Nearly one million households—one in four—are already being labelled “mortgage prisoners.” That is, they are trapped in debt while house values are falling. That number will soar as interest rates rise from their current record lows, according to detailed research published in the past two weeks.
This financial trauma is concentrated in working class suburban and regional areas, where some postcodes have at least 90 percent of mortgaged households “in stress,” meaning they do not have enough income to cover mortgage repayments and other living expenses.
These statistics provide a glimpse of the intolerable conditions that confront millions of working class people, while corporate profits soar on the back of record low wage growth and the increasingly casualised, insecure and under-employed workforce.

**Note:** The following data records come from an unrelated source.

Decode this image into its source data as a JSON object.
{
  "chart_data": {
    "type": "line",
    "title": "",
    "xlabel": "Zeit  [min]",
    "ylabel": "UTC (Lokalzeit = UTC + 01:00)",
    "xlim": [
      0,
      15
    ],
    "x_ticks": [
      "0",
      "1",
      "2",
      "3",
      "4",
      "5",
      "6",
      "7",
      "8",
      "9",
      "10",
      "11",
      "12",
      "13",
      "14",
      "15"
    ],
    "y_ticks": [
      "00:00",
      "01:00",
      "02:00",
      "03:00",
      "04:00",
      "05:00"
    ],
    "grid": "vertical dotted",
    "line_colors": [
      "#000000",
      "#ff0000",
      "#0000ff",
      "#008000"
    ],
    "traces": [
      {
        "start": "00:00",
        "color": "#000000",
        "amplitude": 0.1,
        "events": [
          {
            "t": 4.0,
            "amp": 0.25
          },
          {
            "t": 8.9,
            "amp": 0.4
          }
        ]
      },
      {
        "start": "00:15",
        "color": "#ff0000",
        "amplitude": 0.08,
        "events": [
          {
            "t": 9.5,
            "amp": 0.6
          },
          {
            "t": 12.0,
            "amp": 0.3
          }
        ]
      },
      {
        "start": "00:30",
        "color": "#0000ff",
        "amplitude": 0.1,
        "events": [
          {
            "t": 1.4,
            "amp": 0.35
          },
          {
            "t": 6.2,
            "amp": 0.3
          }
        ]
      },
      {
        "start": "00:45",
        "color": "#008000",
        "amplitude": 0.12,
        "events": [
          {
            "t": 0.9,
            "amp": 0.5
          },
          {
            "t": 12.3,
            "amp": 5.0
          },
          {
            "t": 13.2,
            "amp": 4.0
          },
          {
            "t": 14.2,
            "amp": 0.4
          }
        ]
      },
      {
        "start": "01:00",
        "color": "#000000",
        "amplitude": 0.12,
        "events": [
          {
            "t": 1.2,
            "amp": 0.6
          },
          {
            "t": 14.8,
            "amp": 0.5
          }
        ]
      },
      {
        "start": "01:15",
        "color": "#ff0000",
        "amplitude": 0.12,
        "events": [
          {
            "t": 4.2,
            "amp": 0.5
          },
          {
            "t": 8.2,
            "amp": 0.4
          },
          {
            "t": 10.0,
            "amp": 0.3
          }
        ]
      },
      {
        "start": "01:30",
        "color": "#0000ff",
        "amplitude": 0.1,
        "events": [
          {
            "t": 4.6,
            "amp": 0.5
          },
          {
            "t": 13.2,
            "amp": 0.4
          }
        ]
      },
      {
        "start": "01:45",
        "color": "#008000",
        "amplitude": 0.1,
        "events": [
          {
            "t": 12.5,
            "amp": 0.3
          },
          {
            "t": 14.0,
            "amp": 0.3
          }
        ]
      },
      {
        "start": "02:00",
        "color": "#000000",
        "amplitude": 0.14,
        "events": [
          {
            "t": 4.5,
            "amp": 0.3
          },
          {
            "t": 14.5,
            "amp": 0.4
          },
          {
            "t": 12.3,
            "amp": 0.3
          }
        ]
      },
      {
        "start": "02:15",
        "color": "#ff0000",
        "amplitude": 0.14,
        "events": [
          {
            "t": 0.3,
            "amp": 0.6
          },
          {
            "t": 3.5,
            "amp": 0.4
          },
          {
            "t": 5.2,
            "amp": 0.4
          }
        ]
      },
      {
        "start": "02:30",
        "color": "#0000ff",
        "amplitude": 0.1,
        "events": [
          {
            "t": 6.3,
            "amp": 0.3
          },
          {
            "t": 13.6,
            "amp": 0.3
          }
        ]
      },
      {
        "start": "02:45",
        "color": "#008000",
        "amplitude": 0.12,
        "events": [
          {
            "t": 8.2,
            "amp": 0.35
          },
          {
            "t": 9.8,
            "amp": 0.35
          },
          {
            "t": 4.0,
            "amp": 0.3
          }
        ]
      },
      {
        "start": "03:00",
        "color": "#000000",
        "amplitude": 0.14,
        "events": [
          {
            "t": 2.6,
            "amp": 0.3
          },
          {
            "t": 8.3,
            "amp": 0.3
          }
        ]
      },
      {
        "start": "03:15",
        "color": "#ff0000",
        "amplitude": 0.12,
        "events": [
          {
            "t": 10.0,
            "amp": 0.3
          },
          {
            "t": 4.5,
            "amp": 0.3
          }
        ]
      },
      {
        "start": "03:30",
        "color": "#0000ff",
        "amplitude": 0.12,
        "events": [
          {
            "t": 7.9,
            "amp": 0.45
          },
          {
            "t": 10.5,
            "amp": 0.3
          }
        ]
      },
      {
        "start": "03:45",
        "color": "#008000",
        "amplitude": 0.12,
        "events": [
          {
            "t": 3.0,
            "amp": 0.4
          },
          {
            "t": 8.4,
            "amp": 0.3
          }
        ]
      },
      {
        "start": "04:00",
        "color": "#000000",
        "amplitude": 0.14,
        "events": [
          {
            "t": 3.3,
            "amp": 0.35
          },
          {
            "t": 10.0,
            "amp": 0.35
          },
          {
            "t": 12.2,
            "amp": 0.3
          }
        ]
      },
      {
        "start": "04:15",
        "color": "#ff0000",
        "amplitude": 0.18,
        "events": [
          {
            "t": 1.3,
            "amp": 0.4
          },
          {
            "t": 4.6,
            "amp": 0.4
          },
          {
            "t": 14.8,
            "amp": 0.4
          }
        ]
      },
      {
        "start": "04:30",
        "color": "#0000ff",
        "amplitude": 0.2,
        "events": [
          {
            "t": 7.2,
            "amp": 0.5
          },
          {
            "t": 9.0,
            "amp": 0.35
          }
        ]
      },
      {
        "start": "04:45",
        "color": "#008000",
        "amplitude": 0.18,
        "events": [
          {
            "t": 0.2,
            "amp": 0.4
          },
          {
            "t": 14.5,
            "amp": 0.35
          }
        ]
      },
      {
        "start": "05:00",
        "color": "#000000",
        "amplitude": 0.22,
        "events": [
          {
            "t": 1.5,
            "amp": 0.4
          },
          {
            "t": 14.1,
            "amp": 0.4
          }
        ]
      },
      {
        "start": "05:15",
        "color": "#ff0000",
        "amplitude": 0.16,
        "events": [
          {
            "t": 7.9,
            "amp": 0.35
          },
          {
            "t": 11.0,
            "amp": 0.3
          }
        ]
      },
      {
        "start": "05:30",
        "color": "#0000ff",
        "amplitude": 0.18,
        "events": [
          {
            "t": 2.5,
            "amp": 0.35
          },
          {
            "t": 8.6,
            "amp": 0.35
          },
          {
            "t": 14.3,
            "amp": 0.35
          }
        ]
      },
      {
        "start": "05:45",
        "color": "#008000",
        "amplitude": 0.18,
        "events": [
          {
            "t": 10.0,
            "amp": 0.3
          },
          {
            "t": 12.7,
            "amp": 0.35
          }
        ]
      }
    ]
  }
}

A speculative property bubble fuelled by cheap credit has underpinned economic growth in Australia since the 2008 global financial crash and the 2012 slump in the China-driven mining boom. Over the past 12 months, however, that bubble has begun to burst, while interest rates are beginning to rise at the same time.
New figures this week show Sydney property prices dropped 5.6 percent over the past year, while the national market fell 2.2 percent. It signals the end of a five-year boom, during which prices in Australia’s biggest city rose 70 percent and household debt rising to 200 percent compared to disposable income—one of the highest levels in the developed world.